Ateliers de recherche
Santé et big data
Depuis peu, le domaine de la santé voit poindre un grand nombre de données numériques de natures extrêmement diverses, par exemple les bases de données de l’assurance maladie (SNIIRAM) qui sont dorénavant « ouvertes », les données de séquençage du génome de nouvelle génération, l’ensemble des capteurs qui permettent à chacun d’accumuler des données personnelles, de nouvelles enquêtes épidémiologiques de taille inédite. Cette « mise en données » ou datafication, qui porte sur des données très hétérogènes, facilement circulables et de grande taille, n’est pas naturelle mais le produit d’une activité sociale. Elle a aussi de très nombreux effets sociaux.

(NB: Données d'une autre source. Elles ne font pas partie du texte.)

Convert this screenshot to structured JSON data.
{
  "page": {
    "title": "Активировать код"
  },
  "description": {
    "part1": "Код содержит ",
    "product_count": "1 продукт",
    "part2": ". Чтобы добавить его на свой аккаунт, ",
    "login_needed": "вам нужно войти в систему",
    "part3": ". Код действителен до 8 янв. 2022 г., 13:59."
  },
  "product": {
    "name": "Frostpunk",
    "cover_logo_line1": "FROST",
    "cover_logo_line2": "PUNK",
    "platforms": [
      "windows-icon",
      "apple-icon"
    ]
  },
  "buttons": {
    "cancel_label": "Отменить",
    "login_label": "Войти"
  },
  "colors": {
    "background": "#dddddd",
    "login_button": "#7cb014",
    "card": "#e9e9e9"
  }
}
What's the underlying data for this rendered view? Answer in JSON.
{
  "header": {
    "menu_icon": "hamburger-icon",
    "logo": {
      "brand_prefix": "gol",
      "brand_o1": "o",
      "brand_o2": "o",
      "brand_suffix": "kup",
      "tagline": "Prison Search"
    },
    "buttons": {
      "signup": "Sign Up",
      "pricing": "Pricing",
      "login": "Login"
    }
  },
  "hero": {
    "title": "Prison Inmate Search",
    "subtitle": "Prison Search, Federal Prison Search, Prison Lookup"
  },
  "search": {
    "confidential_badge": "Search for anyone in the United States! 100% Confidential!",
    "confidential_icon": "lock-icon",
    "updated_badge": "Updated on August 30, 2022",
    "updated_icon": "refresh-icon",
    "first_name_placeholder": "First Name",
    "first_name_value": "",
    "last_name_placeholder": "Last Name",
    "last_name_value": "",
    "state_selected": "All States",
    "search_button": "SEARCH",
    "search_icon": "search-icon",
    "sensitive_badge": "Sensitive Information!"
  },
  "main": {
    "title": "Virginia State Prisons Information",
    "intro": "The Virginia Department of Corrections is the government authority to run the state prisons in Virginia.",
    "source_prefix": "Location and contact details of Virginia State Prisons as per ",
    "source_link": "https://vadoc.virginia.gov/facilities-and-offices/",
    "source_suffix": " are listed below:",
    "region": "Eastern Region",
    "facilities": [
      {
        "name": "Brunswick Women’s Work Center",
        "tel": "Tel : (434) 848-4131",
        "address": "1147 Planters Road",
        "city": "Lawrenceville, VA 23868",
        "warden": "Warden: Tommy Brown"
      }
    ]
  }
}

Ainsi, la capacité à utiliser ces données nécessite de nouvelles compétences et des outils intermédiaires qui transforment le champ et les rapports professionnels. Qu’il s’agissent d’experts dont les compétences sont reconnues depuis peu ou prennent une importance nouvelle, comme les biocurators, les bioinformaticiens, les biostatisticiens, ou de savoirs profanes comme ceux dont font usage par exemple les adeptes du « quantified self » ou les malades atteints de maladies rares, tous transforment les rapports de pouvoirs professionnels en place et en particulier questionnent la centralité des médecins et du diagnostic médical dans le champ.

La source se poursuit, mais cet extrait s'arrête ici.